安定した生活から一変する2015年
しばらく、母の生活は安定していましたが、2015年になり、地域で気丈さ故のいろいろな課題が噴出しました。例えば、銀行のATMで、暗証番号を忘れ、現金が引き出せず、それに怒り、ATMを蹴っ飛ばし、女性行員から妻に電話が。
近くの電気屋で購入したミキサー。そのなかに、大量の野菜や果物をいれて、機械が故障。それを購入した電気屋まで持って行き「どうなっているのよ」とものすごい剣幕だったようでした。
前に述べましたが、母は苦労を重ねていて、その苦労は性格の強さに結実しました。この強さが、母の一人暮らしを支えてきたともいえるかもしれません。しかし認知症になり、いろいろなところで生活の困難をきたすなか、その強さが攻撃性につながっていた側面があるのではないかと思います。
弱さを受け止めて生活することが人間の安定にとっては大切なように思いますが、弱さを受け入れるというのは、自分の中に確かな安心感や誰かへの信頼感が必要でしょう。そう考えると、母の一人暮らしは、不安ばかりが煽(あお)られ、だからその向かう先には攻撃しかないようにも感じました。
一人暮らしの終わりそして同居の始まり
この年の7月を過ぎた頃から我が家への母からの電話が多くなりました。明らかに不安そうな状況でした。そしてこんなやりとりが妻との間でありました。
母:「あなたたちが、こっちに来て住んでくれない」
妻:「それはできない。でもばあばあがこちらに来るならば大歓迎」
このやりとりを私は横で聞いていましたが、そのときこれから始まる同居介護について思いを馳せることはありませんでした。振り返って、妻と母との同居介護について話し合ったのかどうかさえ記憶にはないのですが、妻がいうには「まもちゃんもいいといってくれた」と言うので、そうなんだなと思っていました。

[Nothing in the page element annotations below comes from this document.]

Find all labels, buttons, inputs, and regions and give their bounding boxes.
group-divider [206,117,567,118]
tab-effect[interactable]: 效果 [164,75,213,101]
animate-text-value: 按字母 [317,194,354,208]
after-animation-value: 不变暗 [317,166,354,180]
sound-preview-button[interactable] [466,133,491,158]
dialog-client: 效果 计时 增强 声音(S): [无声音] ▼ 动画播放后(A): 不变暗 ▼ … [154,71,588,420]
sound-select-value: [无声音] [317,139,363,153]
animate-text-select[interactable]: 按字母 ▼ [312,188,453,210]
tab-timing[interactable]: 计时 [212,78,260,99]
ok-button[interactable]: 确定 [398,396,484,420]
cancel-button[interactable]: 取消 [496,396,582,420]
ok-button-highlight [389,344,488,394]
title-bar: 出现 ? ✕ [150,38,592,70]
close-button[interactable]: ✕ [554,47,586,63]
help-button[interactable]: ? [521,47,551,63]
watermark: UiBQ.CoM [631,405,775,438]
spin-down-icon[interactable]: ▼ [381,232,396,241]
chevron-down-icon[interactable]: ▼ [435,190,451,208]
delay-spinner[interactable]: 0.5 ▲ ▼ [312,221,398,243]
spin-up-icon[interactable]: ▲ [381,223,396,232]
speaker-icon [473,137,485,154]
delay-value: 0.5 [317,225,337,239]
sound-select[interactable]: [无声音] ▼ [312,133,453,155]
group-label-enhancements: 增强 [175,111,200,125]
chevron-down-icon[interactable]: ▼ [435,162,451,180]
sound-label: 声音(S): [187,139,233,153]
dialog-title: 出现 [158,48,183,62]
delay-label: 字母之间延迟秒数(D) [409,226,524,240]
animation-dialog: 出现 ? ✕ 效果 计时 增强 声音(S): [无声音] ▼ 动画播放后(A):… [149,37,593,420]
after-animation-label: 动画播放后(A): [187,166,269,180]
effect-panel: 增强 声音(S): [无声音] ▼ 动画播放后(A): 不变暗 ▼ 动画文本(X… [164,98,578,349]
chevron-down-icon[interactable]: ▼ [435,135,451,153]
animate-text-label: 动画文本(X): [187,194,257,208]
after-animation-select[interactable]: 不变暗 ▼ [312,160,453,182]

実は私は高齢者福祉の現場や教育の場に身を置いていたので、実際の在宅介護ができるということはある意味のわくわく感もあったのは事実です。元来、私は「わくわくする」ことに突き動かされて生きてきた人間ですから。
よくこんなことを同居介護が始まってから講演でいってました。
「高齢者福祉の研究者はやまほどいる。高齢者福祉施設等での実践を踏まえた大学の教員もいる。ただ、自宅で親を介護して教員になっている人間はそう多くない……」
私の中ではこの段階での施設入所は全く考えていませんでした。